Item. Die Gewerkschaften unterstützten die Arbeitslosen und die Stadt subventionierte den Wohnungsbau. Du hast sicher etwas von diesem baugenossenschaftlichen Gründungsfieber gemerkt – war schliesslich jedes Mal ein Versuch Arbeit zu schaffen und Land zu verwerten. Das wurde bestimmt auch bei dir in der Beiz diskutiert. Dabei fällt mir ein, den Oskar Schwank, den hast du doch gekannt, oder?

Du weißt sicher, wen ich meine. Dieser Oskar war Bauführer, hat sich aber immer als Architekt bezeichnet, lebte gern auf grossem Fuss und hatte diverse Frauengeschichten. Liebe Margaretha, über den haben sich wohl einige die Mäuler zerrissen im Quartier. Für die war er wohl ein Spinner, der den Mund zu voll nahm und gern reiste – wohl auch weil er sich hie und da aus dem Staub machte. Aber genau dieser Oskar hatte die Idee einer Grosskommune in Zürich. Ein Einküchenhaus nach dem Vorbild der Wiener Zentralhaushaltung für alleinstehende berufstätige Frauen oder eines amerikanischen Appartementhauses; zum Beispiel des damals bekannten Kempton Hotels der Bostoner Architekten Cummings & Sears von 1873.

Wenn du Oskar kanntest, dann erstaunt dich wohl kaum, dass der mehr wollte als eine lapidare, sozial beruhigende Genossenschaft. Oder nicht?

Er gründete  die „Wohn- und Speisehausgesellschaft“ und reichte 1915 ein überarbeitetes Baugesuch ein. Breite Laubengänge, angelegt um einen grossen Lichthof, sind Erschliessungs- und Begegnungszonen für die Bewohner.
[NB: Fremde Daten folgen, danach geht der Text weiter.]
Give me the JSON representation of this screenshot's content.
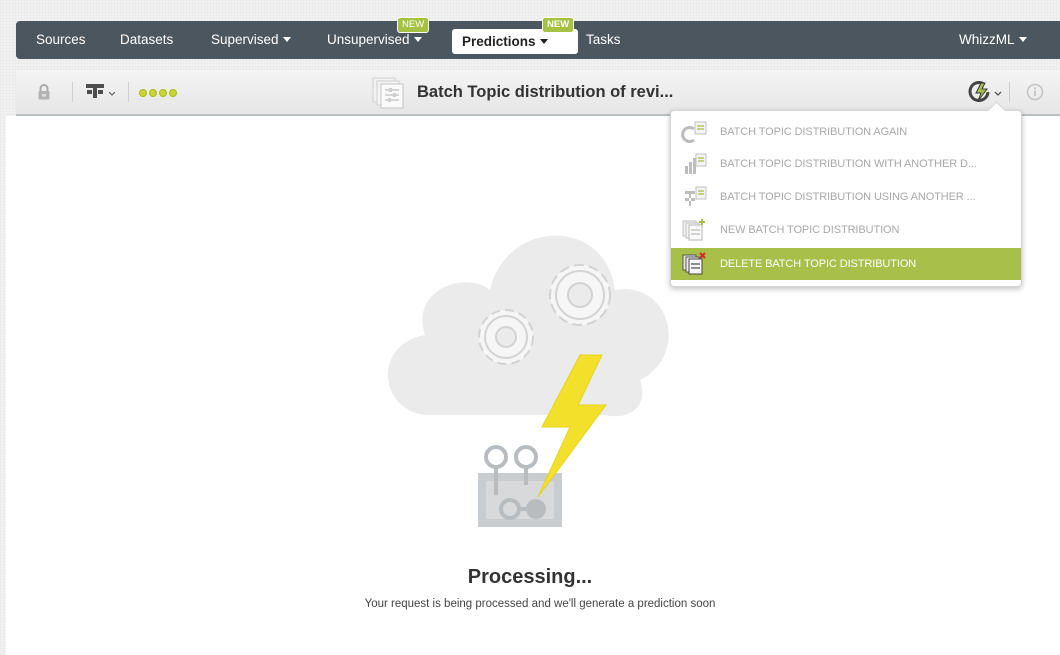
{
  "nav": {
    "items": [
      {
        "label": "Sources"
      },
      {
        "label": "Datasets"
      },
      {
        "label": "Supervised"
      },
      {
        "label": "Unsupervised",
        "badge": "NEW"
      },
      {
        "label": "Predictions",
        "badge": "NEW"
      },
      {
        "label": "Tasks"
      }
    ],
    "user_menu": "WhizzML"
  },
  "toolbar": {
    "title": "Batch Topic distribution of revi...",
    "lock_icon": "lock-icon",
    "tree_icon": "model-tree-icon",
    "actions_icon": "lightning-actions-icon",
    "info_icon": "info-icon"
  },
  "menu": {
    "items": [
      {
        "label": "BATCH TOPIC DISTRIBUTION AGAIN",
        "icon": "rerun-icon"
      },
      {
        "label": "BATCH TOPIC DISTRIBUTION WITH ANOTHER D...",
        "icon": "dataset-bars-icon"
      },
      {
        "label": "BATCH TOPIC DISTRIBUTION USING ANOTHER ...",
        "icon": "model-tree-icon"
      },
      {
        "label": "NEW BATCH TOPIC DISTRIBUTION",
        "icon": "new-batch-icon"
      },
      {
        "label": "DELETE BATCH TOPIC DISTRIBUTION",
        "icon": "delete-batch-icon"
      }
    ]
  },
  "status": {
    "title": "Processing...",
    "message": "Your request is being processed and we'll generate a prediction soon"
  },
  "colors": {
    "nav_bg": "#4b565f",
    "accent_green": "#a8bf49",
    "bolt_yellow": "#f2e02a"
  }
}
Im Erdgeschoss waren Speisesaal, Zentralküche, Verkaufsläden und Bibliothek geplant, auf dem Dach Waschküchen. Verzichten musste er auf die Markthalle im Erdgeschoss und die Wohnungen verfügten in der Überarbeitung zusätzlich über private Küchen, die aber auch in Zimmer umgewandelt werden konnten.
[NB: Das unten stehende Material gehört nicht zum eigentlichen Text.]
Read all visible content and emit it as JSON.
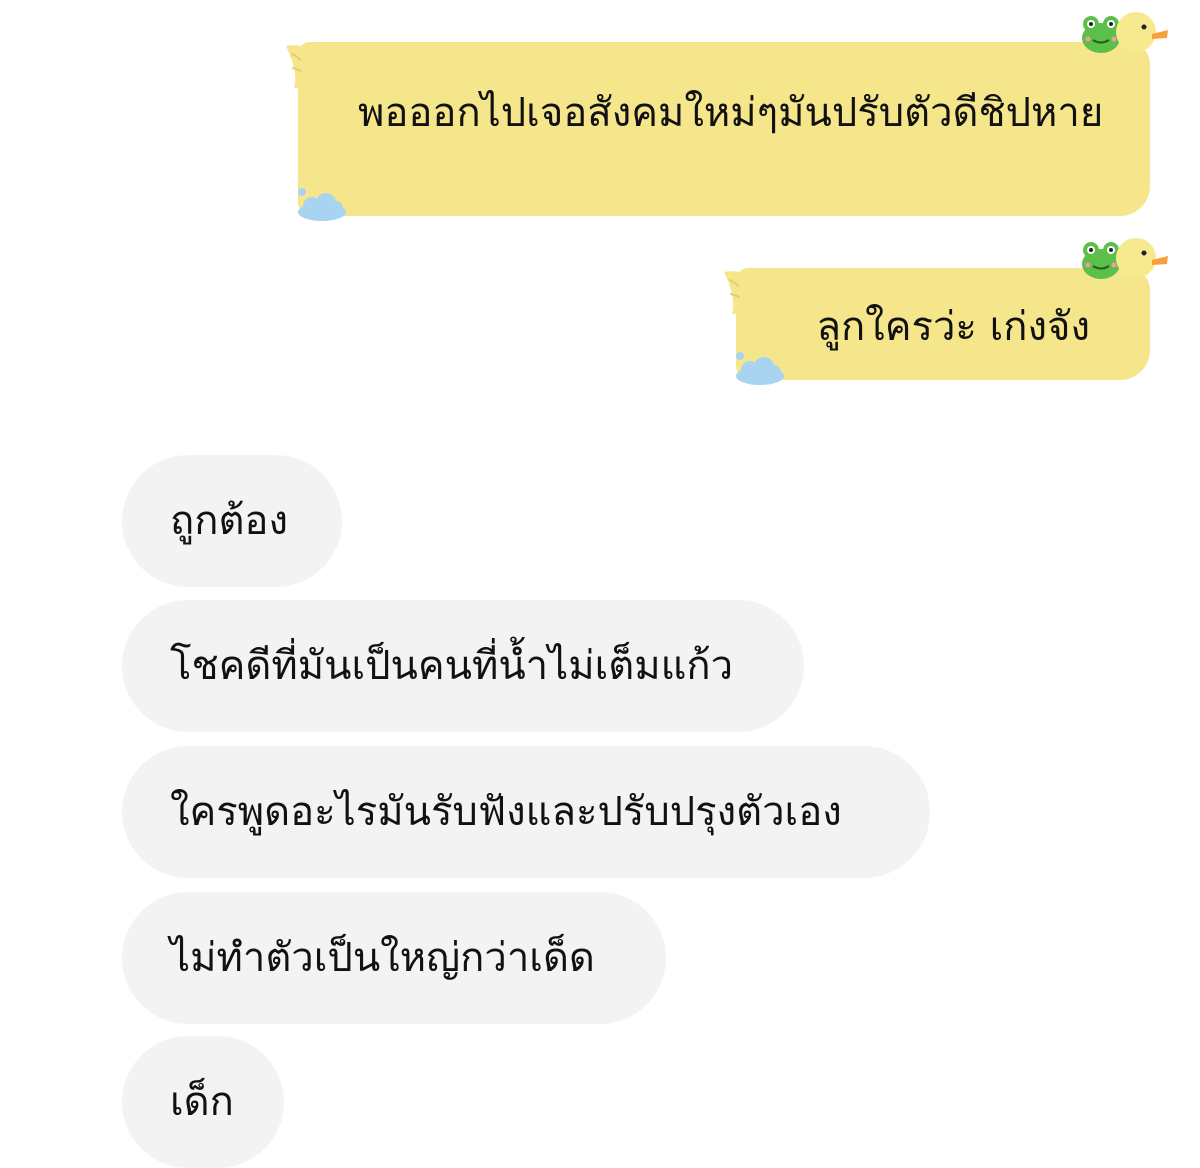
{
  "sent_messages": [
    {
      "text": "พอออกไปเจอสังคมใหม่ๆมันปรับตัวดีชิปหาย"
    },
    {
      "text": "ลูกใครว่ะ เก่งจัง"
    }
  ],
  "received_messages": [
    {
      "text": "ถูกต้อง"
    },
    {
      "text": "โชคดีที่มันเป็นคนที่น้ำไม่เต็มแก้ว"
    },
    {
      "text": "ใครพูดอะไรมันรับฟังและปรับปรุงตัวเอง"
    },
    {
      "text": "ไม่ทำตัวเป็นใหญ่กว่าเด็ด"
    },
    {
      "text": "เด็ก"
    }
  ],
  "theme": {
    "sent_bubble_color": "#f5e68c",
    "received_bubble_color": "#f3f3f3",
    "duck_color": "#f7e98e",
    "duck_beak_color": "#f5a03a",
    "frog_color": "#5cbf4a",
    "cloud_color": "#a8d4f2"
  },
  "icons": {
    "duck": "duck-icon",
    "frog": "frog-icon",
    "cloud": "cloud-icon"
  }
}
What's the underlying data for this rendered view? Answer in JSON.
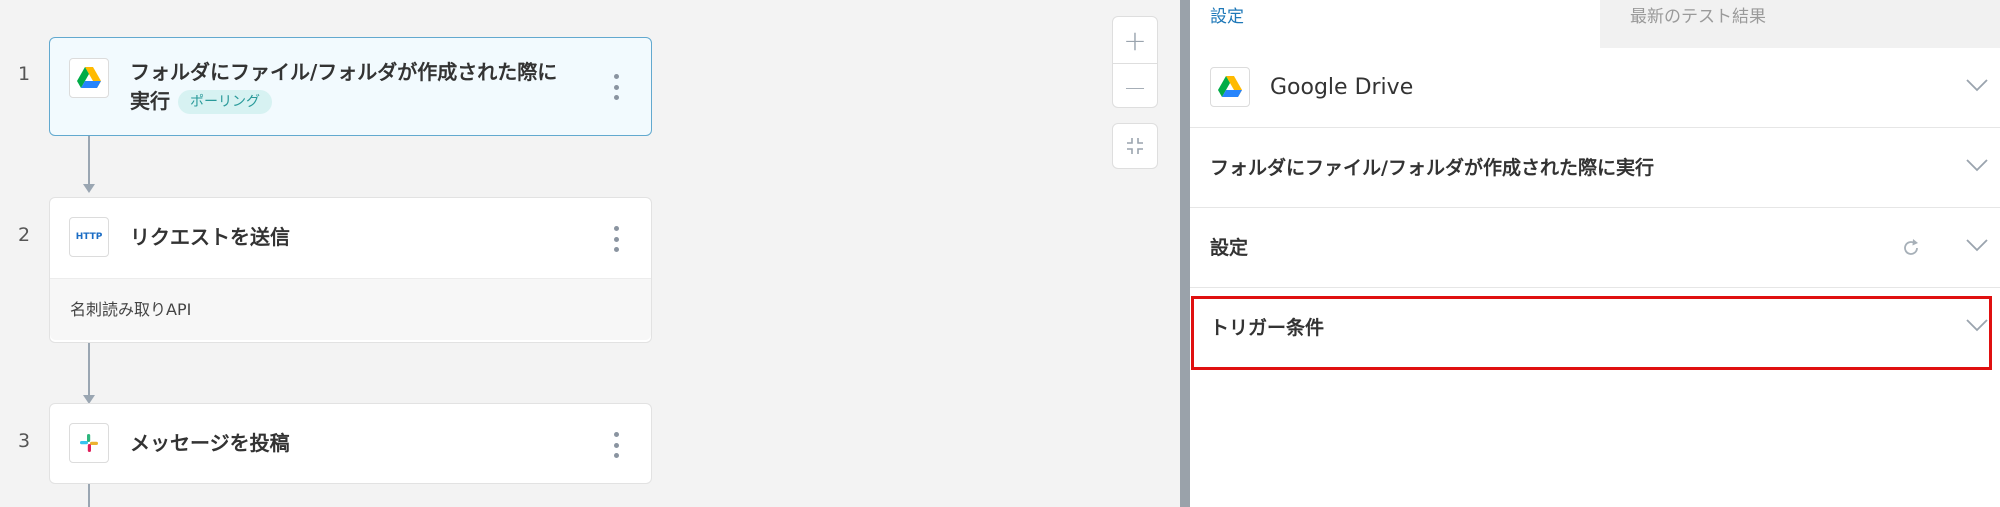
{
  "canvas": {
    "steps": [
      {
        "number": "1",
        "title_line1": "フォルダにファイル/フォルダが作成された際に",
        "title_line2": "実行",
        "badge": "ポーリング",
        "icon": "google-drive-icon"
      },
      {
        "number": "2",
        "title": "リクエストを送信",
        "icon_text": "HTTP",
        "body": "名刺読み取りAPI"
      },
      {
        "number": "3",
        "title": "メッセージを投稿",
        "icon": "slack-icon"
      }
    ],
    "zoom_in": "+",
    "zoom_out": "—"
  },
  "panel": {
    "tabs": [
      "設定",
      "最新のテスト結果"
    ],
    "app_name": "Google Drive",
    "trigger_name": "フォルダにファイル/フォルダが作成された際に実行",
    "settings_label": "設定",
    "trigger_conditions_label": "トリガー条件"
  },
  "colors": {
    "accent": "#1e78b8",
    "selected_border": "#62a9cf",
    "highlight": "#e01010",
    "badge_bg": "#d7f2f2",
    "badge_text": "#2a9a9a"
  }
}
Das war’s dann aber. Denn die Angst der Genossenschafter vor zu viel Gemeinsamkeit besiegte Oskar’s Mut: Zentralküche, Speisesaal, Bibliothek, Flachdach und noch einiges mehr wurden geopfert. Dafür gab’s ein rentableres Restaurant – die Aemtlerhalle. Die Idee war zwar tranchiert, doch gebaut wurde – allerdings bald ohne Oskar. Der zog sich zurück und verliess Zürich endgültig. Aber für das „Beinahe-Einküchenhaus“ gilt, was Goethe formulierte: „Entscheide lieber ungefähr richtig, als genau falsch.“

Liebe Margaretha, auch im Jahr 2016 sind Wohnungen knapp und überteuert. Besonders in den ehemaligen Arbeiterquartieren. Aber die Zeit hat einige sozial interessante Projekte gebracht. Das neuste und eindrücklichste steht in der Nähe vom alten Amerikanerhaus, an der Kalkbreite. Und weißt du was? Das scheint prächtig zu funktionieren. Ob ich darin wohnen möchte? Du, ich weiss nicht – ich müsste es ausprobieren. Finde ich auch nicht so wichtig, ebenso mag ich nicht über die architektonische Gestalt diskutieren.
Das Interessante ist schliesslich wie Genossenschaft und Bau sich in der Stadt präsentieren. Und das ist grossartig konsequent. Die Gegend ist erwacht und belebt, genau wie das Quartier rund um die alte Aemtlerhalle und heutige Pizzeria.

Liebe Margaretha, du siehst: irgendwann und irgendwo können aus ungefähr richtigen, ganz richtige Entscheide werden.